Запись первого альбома KISS в 1973 году в студии Bell Sound на 54-й улице
Мы были совсем зелеными. Тем не менее даже эти сессии отличались от работы Wicked Lester в студии как небо и земля. На сей раз с нами были продюсеры, которые направляли нас, объясняли, что делать. Записывались мы в одной комнате, довольно быстро и почти без наложений. Записанные песни почти ничем не отличались от демоверсий, сделанных в марте. Мы ничего не понимали. Ждали просто, когда скажут, что дальше.
Поначалу в студии я держался уверенно: песни-то я знаю хорошо. Но когда закрутились магнитофонные катушки, я вдруг стал разглядывать свои пальцы, хватающие гитару, и скуксился. То, что раньше шло совершенно легко и естественно, вдруг стало каким-то ненастоящим. Препятствием стал микрофон у лица, а не «ухо», в которое разговариваешь с публикой. Все не так, как на сцене, в общем. Надо было заставить себя прекратить думать обо всех этих интерьерах. Я должен был осознать, что вся эта студийная машинерия — путь к публике, а не препятствие.
Не сразу, но у меня это получилось.
Мне еще многому предстояло научиться. Например, как петь в микрофон, когда чуть отстраниться от него.
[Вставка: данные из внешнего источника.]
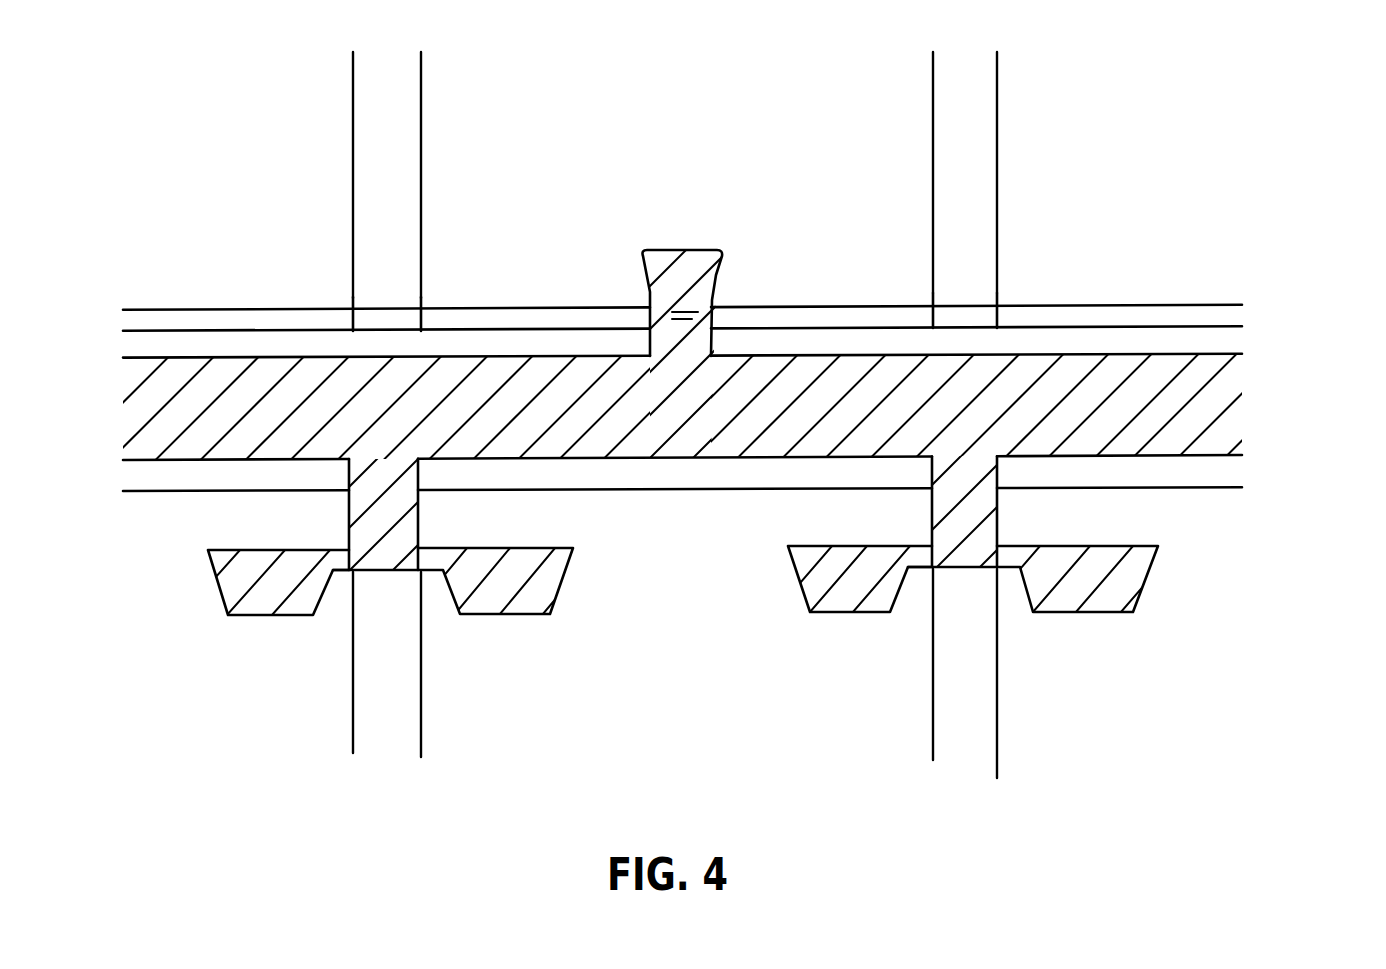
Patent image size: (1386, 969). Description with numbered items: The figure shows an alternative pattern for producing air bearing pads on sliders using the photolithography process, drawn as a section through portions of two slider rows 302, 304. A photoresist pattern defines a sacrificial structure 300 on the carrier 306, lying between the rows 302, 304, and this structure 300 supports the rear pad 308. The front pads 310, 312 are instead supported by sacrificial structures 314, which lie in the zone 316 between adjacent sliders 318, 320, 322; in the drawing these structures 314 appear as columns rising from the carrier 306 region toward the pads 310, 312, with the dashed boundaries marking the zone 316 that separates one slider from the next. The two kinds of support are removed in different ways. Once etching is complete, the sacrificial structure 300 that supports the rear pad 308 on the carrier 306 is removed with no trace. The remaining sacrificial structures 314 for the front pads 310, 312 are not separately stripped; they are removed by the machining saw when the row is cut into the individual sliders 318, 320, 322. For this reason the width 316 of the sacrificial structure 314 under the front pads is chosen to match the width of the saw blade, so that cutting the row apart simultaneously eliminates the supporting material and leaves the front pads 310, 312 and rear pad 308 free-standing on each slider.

Но вот что, в частности, делает первый альбом настоящим, животрепещущим, так это то, что записывающие его музыканты — щенки слепые по сути своей. Вот в нашем случае это совершенно справедливо. Мне вообще на тот момент только исполнился 21 год.
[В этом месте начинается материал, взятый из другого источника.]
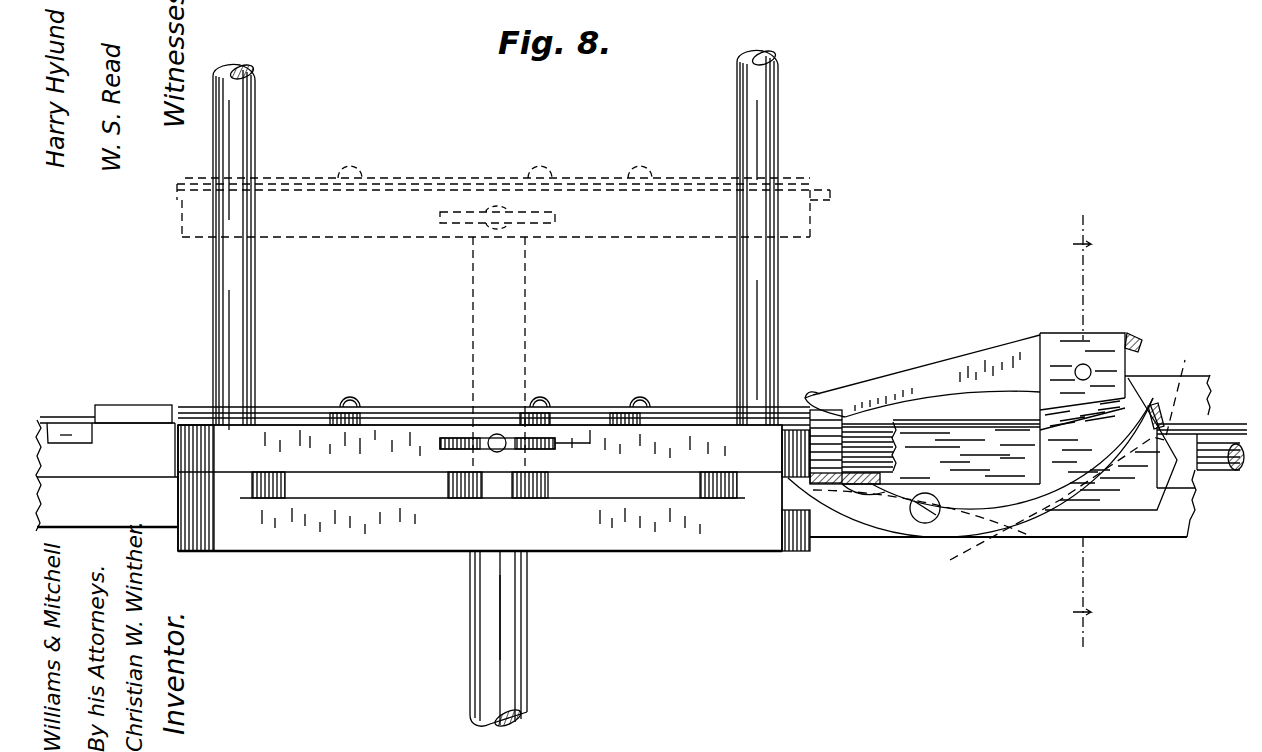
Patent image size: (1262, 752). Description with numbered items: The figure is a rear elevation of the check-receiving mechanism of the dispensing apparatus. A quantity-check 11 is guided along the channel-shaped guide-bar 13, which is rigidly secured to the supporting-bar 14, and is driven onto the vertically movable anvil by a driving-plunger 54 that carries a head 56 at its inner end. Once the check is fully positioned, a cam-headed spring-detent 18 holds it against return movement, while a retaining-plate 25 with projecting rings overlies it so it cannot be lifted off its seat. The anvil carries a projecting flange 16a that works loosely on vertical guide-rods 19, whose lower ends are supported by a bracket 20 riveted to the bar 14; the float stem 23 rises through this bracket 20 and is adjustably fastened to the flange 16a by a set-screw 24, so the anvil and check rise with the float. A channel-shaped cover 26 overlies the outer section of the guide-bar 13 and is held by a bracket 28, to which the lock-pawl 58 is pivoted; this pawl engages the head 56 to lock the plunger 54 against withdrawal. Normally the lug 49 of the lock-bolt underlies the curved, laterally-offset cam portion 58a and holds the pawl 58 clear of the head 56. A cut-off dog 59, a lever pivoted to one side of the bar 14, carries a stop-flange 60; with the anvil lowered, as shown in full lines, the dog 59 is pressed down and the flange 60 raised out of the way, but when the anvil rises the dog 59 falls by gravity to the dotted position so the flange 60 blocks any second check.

The quantity-check 11 is at (58, 418).
The guide-bar 13 is at (141, 464).
The supporting-bar 14 is at (163, 520).
The projecting flange 16a is at (722, 385).
The spring-detent 18 is at (828, 192).
The guide-rods 19 is at (242, 322).
The bracket 20 is at (696, 540).
The stem 23 is at (528, 377).
The set-screw 24 is at (540, 245).
The retaining-plate 25 is at (458, 178).
The channel-shaped cover 26 is at (1192, 420).
The bracket 28 is at (1108, 336).
The lug 49 is at (122, 410).
The driving-plunger 54 is at (862, 444).
The head 56 is at (824, 426).
The lock-pawl 58 is at (940, 382).
The cam portion 58a is at (846, 355).
The cut-off dog 59 is at (966, 535).
The stop-flange 60 is at (1160, 418).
Когда пришло время прослушивать наши записи, тот факт, что я глух на одно ухо, не имел никакого значения — я же всегда так музыку слушал, и то, что я не воспринимаю стереозвучания, никак не влияло на то, что я думаю или делаю, потому что именно так я всегда все слышал. Я только заметил, что, слушая миксы, я сел примерно на метр ближе к правой стороне. Я просто перескочил — машинально, сам не заметил. Это не значит, что мне вдруг открылось стереозвучание, но точно восстановился баланс. Между стереоколонками я всегда искал место оптимальное для меня; если проверял, где оно, то оно всегда оказывалось ближе к правой стороне.